Birgit Klaubert: Das Ringen der freien Gewerkschaften Deutschlands um die Organisierung der Arbeiterinnen von 1896 bis zum Ausbruch des 1. Weltkriegs, Leipzig, 1986







Freitag, 27. September 2013

Frau reist nach Troja



Vor einiger Zeit folgte ich der freundlichen Aufforderung: „Das Schauspielensemble reist nach Troja, werden Sie Pate und reisen Sie mit!“  Dieses Schauspielensemble ist das meines geliebten Theaters mit dem komischen Namen TPT, um welches wir im vergangenen Jahr gekämpft haben und dessen Erhalt als Fünf-Sparten-Haus gelungen ist. Das Haus hat zwei Standorte in Altenburg und Gera und müsste eigentlich unter ganz besonderen Schutz gestellt werden. In Thüringen ist es das letzte Theater mit allen Sparten. Es ist sozusagen die „Volluniversität“ unter den Theatern.  Die knapp 300 Mitarbeiterinnen und Mitarbeiter leisten eine ganz tolle Arbeit. Nun war es gelungen, ein Projekt durch die Bundeskulturstiftung fördern zu lassen.

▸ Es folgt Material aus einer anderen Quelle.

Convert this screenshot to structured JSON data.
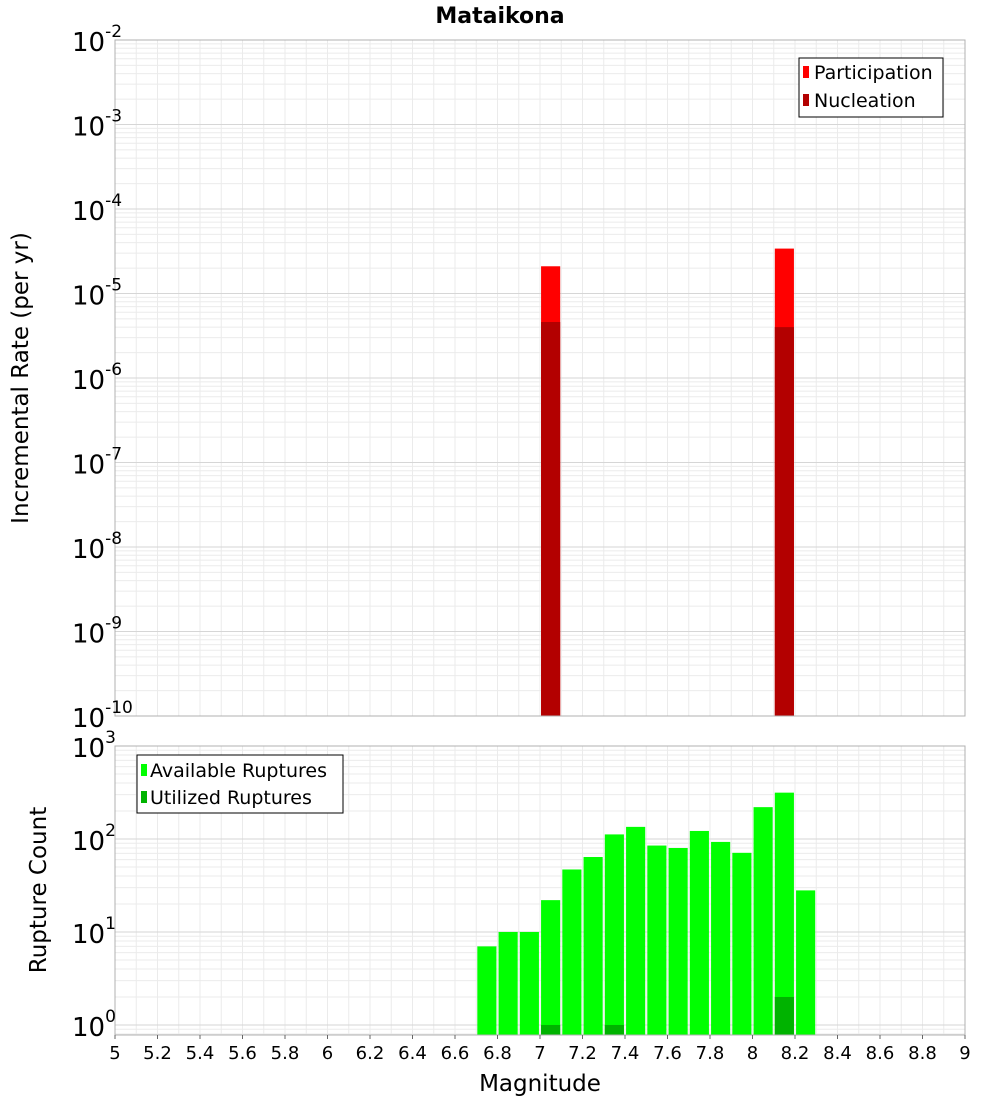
{
  "chart_data": [
    {
      "type": "bar",
      "title": "Mataikona",
      "xlabel": "",
      "ylabel": "Incremental Rate (per yr)",
      "xlim": [
        5,
        9
      ],
      "ylim": [
        1e-10,
        0.01
      ],
      "yscale": "log",
      "yticks": [
        {
          "base": "10",
          "exp": "-10"
        },
        {
          "base": "10",
          "exp": "-9"
        },
        {
          "base": "10",
          "exp": "-8"
        },
        {
          "base": "10",
          "exp": "-7"
        },
        {
          "base": "10",
          "exp": "-6"
        },
        {
          "base": "10",
          "exp": "-5"
        },
        {
          "base": "10",
          "exp": "-4"
        },
        {
          "base": "10",
          "exp": "-3"
        },
        {
          "base": "10",
          "exp": "-2"
        }
      ],
      "grid": true,
      "legend_position": "top-right",
      "series": [
        {
          "name": "Participation",
          "color": "#ff0000",
          "points": [
            {
              "x": 7.05,
              "y": 2.1e-05
            },
            {
              "x": 8.15,
              "y": 3.4e-05
            }
          ]
        },
        {
          "name": "Nucleation",
          "color": "#b30000",
          "points": [
            {
              "x": 7.05,
              "y": 4.6e-06
            },
            {
              "x": 8.15,
              "y": 4e-06
            }
          ]
        }
      ]
    },
    {
      "type": "bar",
      "title": "",
      "xlabel": "Magnitude",
      "ylabel": "Rupture Count",
      "xlim": [
        5,
        9
      ],
      "ylim": [
        0.78,
        1000
      ],
      "yscale": "log",
      "yticks": [
        {
          "base": "10",
          "exp": "0"
        },
        {
          "base": "10",
          "exp": "1"
        },
        {
          "base": "10",
          "exp": "2"
        },
        {
          "base": "10",
          "exp": "3"
        }
      ],
      "xticks": [
        "5",
        "5.2",
        "5.4",
        "5.6",
        "5.8",
        "6",
        "6.2",
        "6.4",
        "6.6",
        "6.8",
        "7",
        "7.2",
        "7.4",
        "7.6",
        "7.8",
        "8",
        "8.2",
        "8.4",
        "8.6",
        "8.8",
        "9"
      ],
      "grid": true,
      "legend_position": "top-left",
      "series": [
        {
          "name": "Available Ruptures",
          "color": "#00ff00",
          "points": [
            {
              "x": 6.75,
              "y": 7
            },
            {
              "x": 6.85,
              "y": 10
            },
            {
              "x": 6.95,
              "y": 10
            },
            {
              "x": 7.05,
              "y": 22
            },
            {
              "x": 7.15,
              "y": 47
            },
            {
              "x": 7.25,
              "y": 64
            },
            {
              "x": 7.35,
              "y": 112
            },
            {
              "x": 7.45,
              "y": 135
            },
            {
              "x": 7.55,
              "y": 85
            },
            {
              "x": 7.65,
              "y": 80
            },
            {
              "x": 7.75,
              "y": 122
            },
            {
              "x": 7.85,
              "y": 93
            },
            {
              "x": 7.95,
              "y": 71
            },
            {
              "x": 8.05,
              "y": 220
            },
            {
              "x": 8.15,
              "y": 315
            },
            {
              "x": 8.25,
              "y": 28
            }
          ]
        },
        {
          "name": "Utilized Ruptures",
          "color": "#00b300",
          "points": [
            {
              "x": 7.05,
              "y": 1
            },
            {
              "x": 7.35,
              "y": 1
            },
            {
              "x": 8.15,
              "y": 2
            }
          ]
        }
      ]
    }
  ]
}
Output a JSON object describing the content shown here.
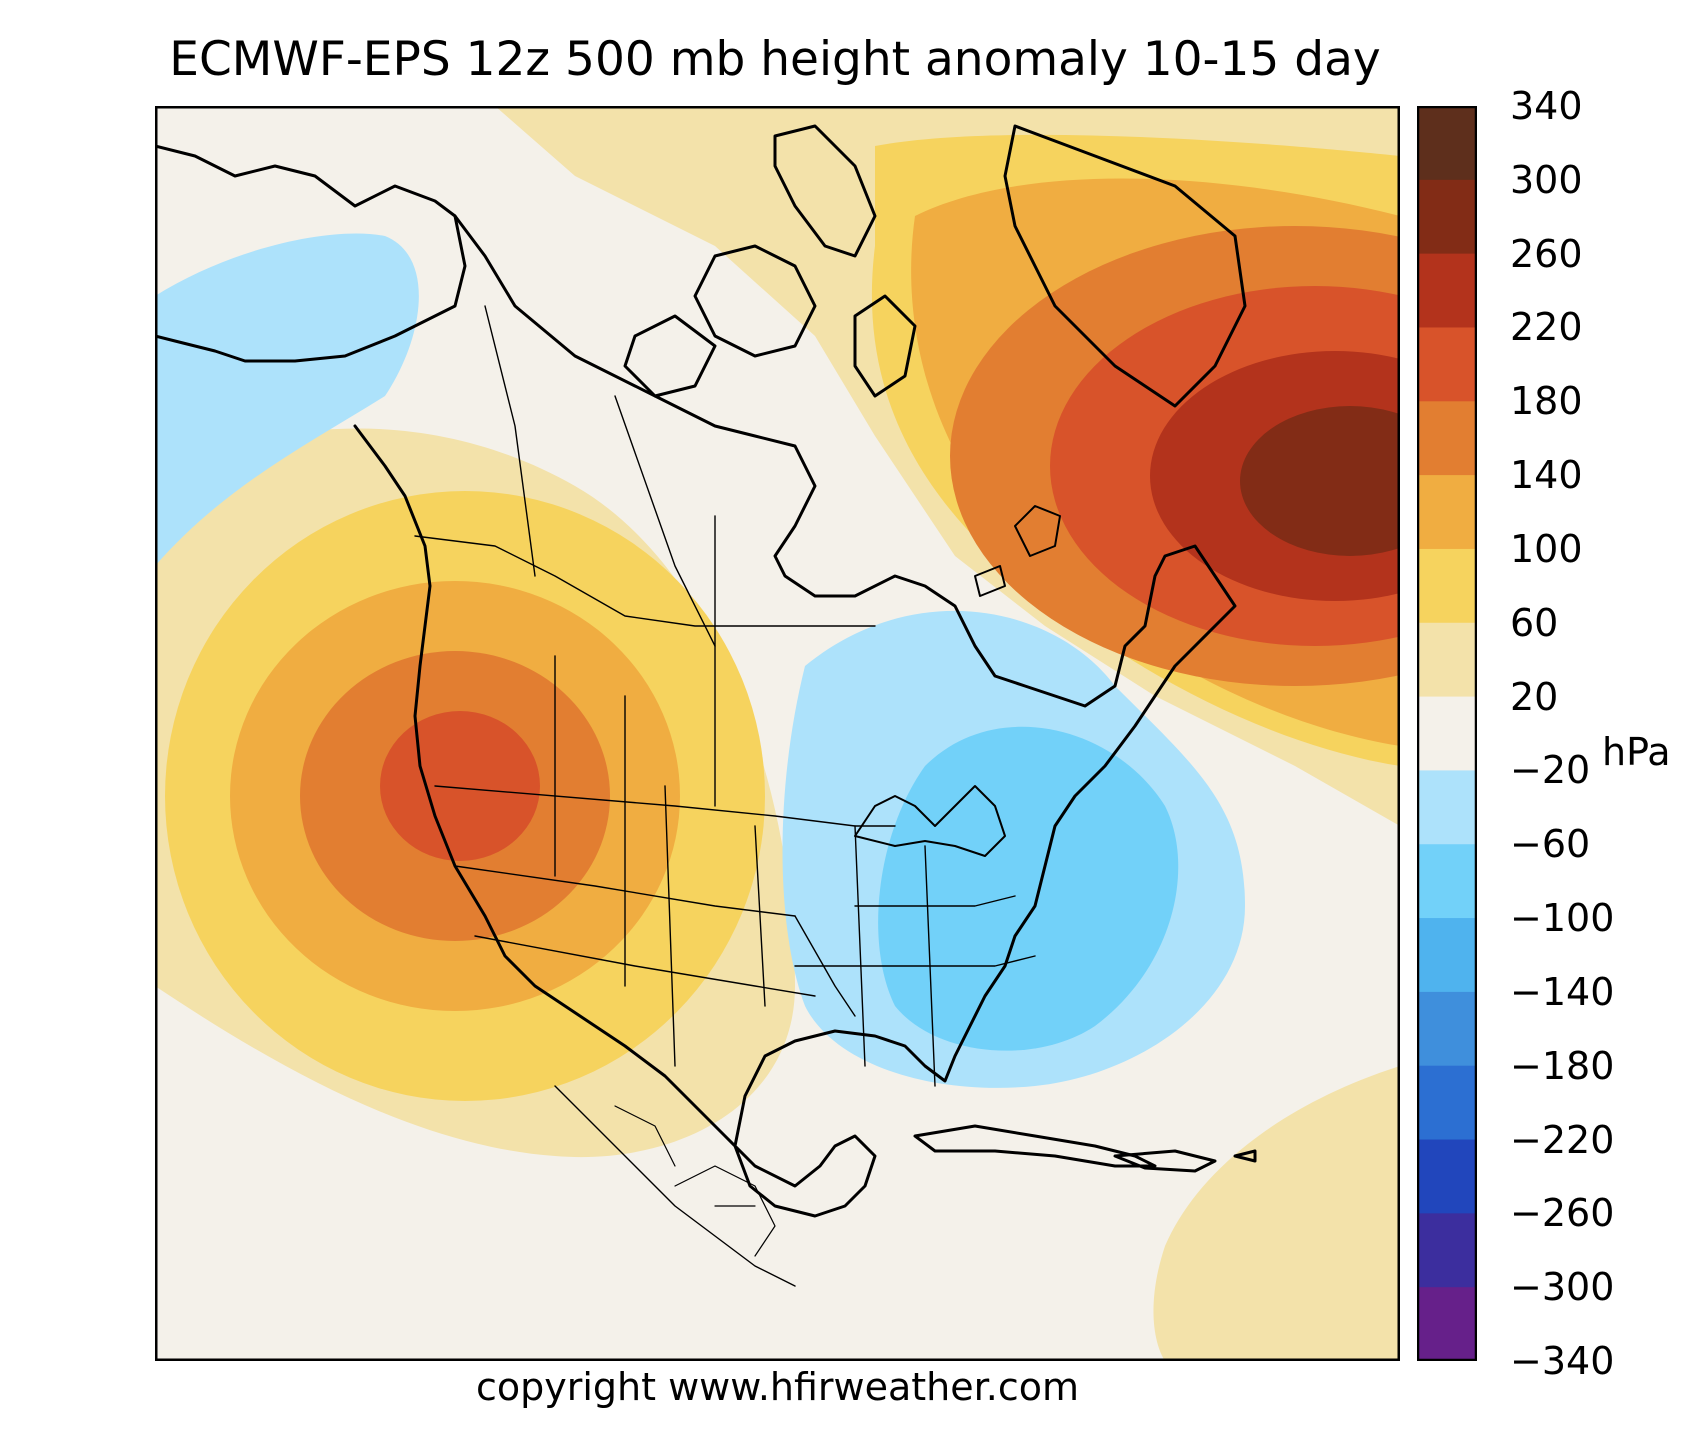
{
  "title": "ECMWF-EPS 12z 500 mb height anomaly 10-15 day",
  "credit": "copyright www.hfirweather.com",
  "colorbar": {
    "unit": "hPa",
    "tick_labels": [
      "340",
      "300",
      "260",
      "220",
      "180",
      "140",
      "100",
      "60",
      "20",
      "−20",
      "−60",
      "−100",
      "−140",
      "−180",
      "−220",
      "−260",
      "−300",
      "−340"
    ],
    "bands": [
      {
        "range": [
          300,
          340
        ],
        "color": "#5e2f1c"
      },
      {
        "range": [
          260,
          300
        ],
        "color": "#822c16"
      },
      {
        "range": [
          220,
          260
        ],
        "color": "#b3331c"
      },
      {
        "range": [
          180,
          220
        ],
        "color": "#d8532a"
      },
      {
        "range": [
          140,
          180
        ],
        "color": "#e27e31"
      },
      {
        "range": [
          100,
          140
        ],
        "color": "#f0ad41"
      },
      {
        "range": [
          60,
          100
        ],
        "color": "#f6d35e"
      },
      {
        "range": [
          20,
          60
        ],
        "color": "#f3e2aa"
      },
      {
        "range": [
          -20,
          20
        ],
        "color": "#f4f1ea"
      },
      {
        "range": [
          -60,
          -20
        ],
        "color": "#ade2fb"
      },
      {
        "range": [
          -100,
          -60
        ],
        "color": "#72d1f9"
      },
      {
        "range": [
          -140,
          -100
        ],
        "color": "#4fb3ee"
      },
      {
        "range": [
          -180,
          -140
        ],
        "color": "#3f8fdc"
      },
      {
        "range": [
          -220,
          -180
        ],
        "color": "#2c6fd2"
      },
      {
        "range": [
          -260,
          -220
        ],
        "color": "#2146bc"
      },
      {
        "range": [
          -300,
          -260
        ],
        "color": "#3c2e9e"
      },
      {
        "range": [
          -340,
          -300
        ],
        "color": "#66208a"
      }
    ]
  },
  "anomaly_centers": [
    {
      "region": "Greenland",
      "sign": "positive"
    },
    {
      "region": "Pacific Northwest",
      "sign": "positive"
    },
    {
      "region": "Eastern United States",
      "sign": "negative"
    },
    {
      "region": "Alaska / Bering Sea",
      "sign": "negative"
    }
  ]
}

Im Ankündigungstext war zu lesen:

„In der Spielzeit 2013/2014 setzt das Schauspiel der Theater&Philharmonie Thüringen seinen Antike-Zyklus mit der Tragödie Die Frauen von Troja des Euripides fort. In diesem Werk behandelt Euripides das den trojanischen Frauen von den griechischen Angreifern zugefügte Leid bei der Einnahme ihrer kriegszerstörten Stadt…Als Warnung vor gewaltsamen, durch Fremdenfeindlichkeit und Selbstüberschätzung ausgelösten Konflikten ist die Tragödie „Die Frauen von Troja“ grundsätzlich ort- und zeitlos.
Gefördert durch die Kulturstiftung des Bundes kommt die Produktion als eine internationale Kooperation der TPT Theater&Philharmonie Thüringen mit dem Tiyatro Medresesi Şirince (Türkei) und dem Samos Young Artists Festival (Griechenland) auf die Bühne. Mit der gemeinsamen Arbeit von Angehörigen unterschiedlicher Kulturen und Nationen setzt diese Zusammenarbeit ein Zeichen gegen Ressentiments und für Völkerverständigung.“

Den Beginn der Zusammenführung des Ensembles in dem kleinen Ort Şirince sollte ich miterleben und begab mich aufgeregt auf die Reise. Am 11. September 2013 ging der Flug von Leipzig über München nach Izmir.
Noch kannte ich meine Mitreisenden nicht, doch Friederike Sinn erklärte mir schon am Telefon, dass sie mich sicher an meinen auffällig roten Haaren erkennen würde und dass ihr Mann Ulrich als Projektleiter am Flughafen in Izmir auf uns warten würde. Mit dabei waren zudem die fantastische achtzigjährige Rosa Grimm aus Würzburg und der ehemalige Kriminalkommissar Wolfgang Albert aus Gera. Was uns vereinte war die unendliche Liebe zum Theater und das Gefühl, selbst etwas tun zu müssen, damit Theater sein kann.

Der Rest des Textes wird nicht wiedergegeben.